Ex Undis Sol, Motto Salah Kota Bandung
ReadMore »
Oleh Gede H. Cahyana
Inilah sejarah salah kaprah motto Kota Bandung yang
berlangsung nyaris setengah
abad (1906 s.d 1952). Setelah diresmikan
menjadi Gemeente van Bandoeng tahun
1906, pemerintah Hindia Belanda lantas membuat simbol dan motto untuk kota pegunungan
ini. Ternyata motto yang ditulis di
bagian bawah (pita) lambang kota itu tidak sesuai dengan makna yang dimaksud
oleh Walikota Bandung waktu itu, Meneer B. Coops dan “Dewan Kota” (Gemeente Raad van Bandoeng). Mereka
bermaksud menggagas tema untuk lambang dan motto kota berupa jejak geologis
tatar Bandung. Jejak geologis dari kejadian alam itu berupa kemunculan lahan
(tanah) dataran tinggi Bandung yang kukuh dari bawah gelombang “Situ Hiang”
(4.000 s.d 3.000 tahun yang lalu) atau gelombang lautan pada zaman Miosen (25 s.d 14 juta tahun yang lalu).
Atas dasar sejarah purbakala itulah lantas di pita lambang
kota ditulis kata-kata EX UNDIS SOL, dengan
huruf kapital semua. Dalam bahasa Belanda artinya: Uit de golven de zon (mentari muncul di atas gelombang). Tentu saja
istilah ini dipertanyakan oleh sejumlah kalangan, satu di antaranya ialah Meneer
J. E. Jasper. Ia menulis artikel di koran “Java
Bode” untuk menyambut peringatan Jubileum
Gemeente Bandoeng (1906 – 1931). Motto ini juga pernah dikoreksi oleh Prof.
Dr. Godee Molsbergen yang bekerja di Arsip Negara di Batavia, tetapi Burgemeester Gemeente van Bandoeng tidak
mau menggubrisnya lantaran malu dan gengsi.
Seperti ditulis di atas, makna sesungguhnya yang ingin
diangkat adalah jejak sejarah tatar Bandung, yaitu “Lahan (tanah) kukuh muncul dari gelombang”. Haryoto Kunto,
kuncen Bandung pada masanya menulis bahwa “Lahan kukuh” adalah tanah padat yang
dalam bahasa Latin disebut “solum”. Ex artinya muncul, asal, atau ke luar,
dan “undis” artinya gelombang. Dengan
demikian, motto itu seharusnya berbunyi: EX
UNDIS SOLUM, bukan EX UNDIS SOL. Sol artinya matahari, solar
dalam bahasa Inggris. Masih menurut Kunto, lantaran keliru kata SOL inilah
Bandung akhirnya berubah menjadi makin panas karena matahari sangat terik
menikam ketika siang. Tentu ini hanyalah "guyonan" karena sebetulnya ada berbagai sebab yang mengakibatkan Bandung di gunung ini menjadi panas membakar.

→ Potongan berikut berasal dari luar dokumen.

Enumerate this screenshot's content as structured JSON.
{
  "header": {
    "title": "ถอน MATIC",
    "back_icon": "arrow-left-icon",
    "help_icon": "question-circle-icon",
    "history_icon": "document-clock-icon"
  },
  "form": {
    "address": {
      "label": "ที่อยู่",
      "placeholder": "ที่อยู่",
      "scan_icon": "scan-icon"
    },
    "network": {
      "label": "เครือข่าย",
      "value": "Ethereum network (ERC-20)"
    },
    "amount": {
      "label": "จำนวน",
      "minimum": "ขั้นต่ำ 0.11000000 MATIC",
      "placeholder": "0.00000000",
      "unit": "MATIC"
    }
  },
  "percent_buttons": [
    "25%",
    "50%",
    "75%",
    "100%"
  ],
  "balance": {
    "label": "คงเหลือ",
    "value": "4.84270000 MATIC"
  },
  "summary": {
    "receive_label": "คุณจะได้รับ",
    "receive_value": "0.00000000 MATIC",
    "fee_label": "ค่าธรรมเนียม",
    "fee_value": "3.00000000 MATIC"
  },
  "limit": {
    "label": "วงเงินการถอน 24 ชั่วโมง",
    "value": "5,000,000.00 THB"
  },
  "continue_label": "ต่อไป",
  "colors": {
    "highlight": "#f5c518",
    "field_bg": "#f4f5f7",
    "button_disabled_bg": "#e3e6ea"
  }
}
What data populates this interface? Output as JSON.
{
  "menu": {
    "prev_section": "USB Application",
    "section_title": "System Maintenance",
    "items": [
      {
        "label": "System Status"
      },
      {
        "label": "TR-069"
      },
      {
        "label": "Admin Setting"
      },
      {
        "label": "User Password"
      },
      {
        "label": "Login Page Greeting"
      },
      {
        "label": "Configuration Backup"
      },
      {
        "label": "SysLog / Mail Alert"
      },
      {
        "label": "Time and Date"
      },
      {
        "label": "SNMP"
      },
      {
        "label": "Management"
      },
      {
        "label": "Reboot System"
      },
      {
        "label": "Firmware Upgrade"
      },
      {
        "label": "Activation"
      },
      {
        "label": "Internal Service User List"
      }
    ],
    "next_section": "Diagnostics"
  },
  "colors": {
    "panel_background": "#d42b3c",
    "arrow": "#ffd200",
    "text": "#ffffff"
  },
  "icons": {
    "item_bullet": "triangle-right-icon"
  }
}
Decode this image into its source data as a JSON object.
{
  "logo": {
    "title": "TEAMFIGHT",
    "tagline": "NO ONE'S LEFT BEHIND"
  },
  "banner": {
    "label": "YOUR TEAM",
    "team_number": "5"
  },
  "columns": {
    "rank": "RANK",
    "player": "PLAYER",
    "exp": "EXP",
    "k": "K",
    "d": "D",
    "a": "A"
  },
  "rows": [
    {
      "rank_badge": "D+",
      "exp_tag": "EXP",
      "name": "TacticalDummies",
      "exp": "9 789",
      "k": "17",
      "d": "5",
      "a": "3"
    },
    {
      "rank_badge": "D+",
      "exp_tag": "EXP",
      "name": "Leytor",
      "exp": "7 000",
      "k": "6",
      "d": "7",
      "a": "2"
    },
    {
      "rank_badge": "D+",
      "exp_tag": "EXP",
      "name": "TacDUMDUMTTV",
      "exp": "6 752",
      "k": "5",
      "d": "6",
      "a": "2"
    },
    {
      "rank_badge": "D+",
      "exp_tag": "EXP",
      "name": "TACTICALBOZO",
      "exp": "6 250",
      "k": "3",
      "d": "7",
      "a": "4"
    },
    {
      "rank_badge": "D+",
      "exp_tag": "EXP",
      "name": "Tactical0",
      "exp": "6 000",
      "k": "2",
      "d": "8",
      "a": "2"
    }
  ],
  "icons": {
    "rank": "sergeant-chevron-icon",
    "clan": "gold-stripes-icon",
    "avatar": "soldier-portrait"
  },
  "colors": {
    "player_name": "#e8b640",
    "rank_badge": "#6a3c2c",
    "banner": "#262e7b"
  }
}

Setelah kita merdeka, muncullah surat dari Kementerian Dalam
Negeri tanggal 30 Mei 1950 No. Pr. 10/7/16 tentang petunjuk lambang, simbol,
motto daerah otonom. Berdasarkan surat ini lantas dibentuk panitia perumus dan
pembuat rencana lambang dan bendera Kota Bandung. Selama sembilan bulan mereka
bekerja, dihasilkanlah sebuah lambang dengan motto; Gemah Ripah Wibawa Mukti yang kemudian disahkan dengan Peraturan
Daerah Kota Bandung no. 53 tahun 1953. Motto ini berlaku sampai sekarang.
Sudah panjang usia Kota Bandung, semoga pejabatnya mampu mewujudkan
motto itu untuk warganya. Semoga Gemah
Ripah, makin makmur, aparatur kota makin Wibawa, bersih dan bebas KKN, sehingga warganya menjadi Mukti, yaitu sejahtera lahir batin. Kalau
John Lennon punya P.S. I Love You, maka aku pun punya: Bandung, I love you!